A big unknown is how CMS may react if one or more of the companies report late-stage study data that demonstrates their Alzheimer’s treatments are effective. Already, patient advocacy groups are furious over the CMS decision and are expected to protest still louder if that were to occur. Such a scenario raises questions about the extent to which Medicare would somehow revisit or update a final decision.
“If these trials that are underway now, assuming they do show outcome effects – not just surrogate effects – is that going to be sufficient?” said Mark McClellan, the director of the Duke-Margolis Center for Health Policy and a former CMS administrator. “[Medicare] really does need to clarify the answer to that question – like right now.”
Some are already anticipating, however, that Medicare will have to pivot.

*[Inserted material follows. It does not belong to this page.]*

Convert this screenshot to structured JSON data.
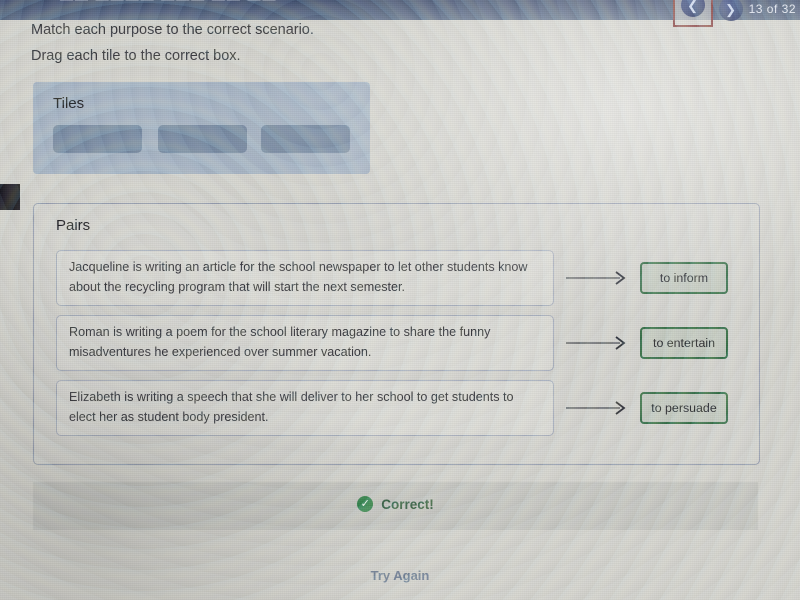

“It is natural to assume that if these Phase 3 trials are positive – meaning they show clear cognitive and functional improvement – then [Medicare] coverage will essentially have to change,” wrote Wolfe Research analyst Tim Anderson in a note to investors. “Patients, their families, and physicians will all demand it.”
A company could ask Medicare to reopen its decision to avoid doing additional trials, particularly if its data shows strong evidence of clinical benefit for patients.
But that review process could take months longer than it would have if a restrictive national coverage policy were not in place, and there’s no guarantee Medicare officials would agree to reconsider their decision.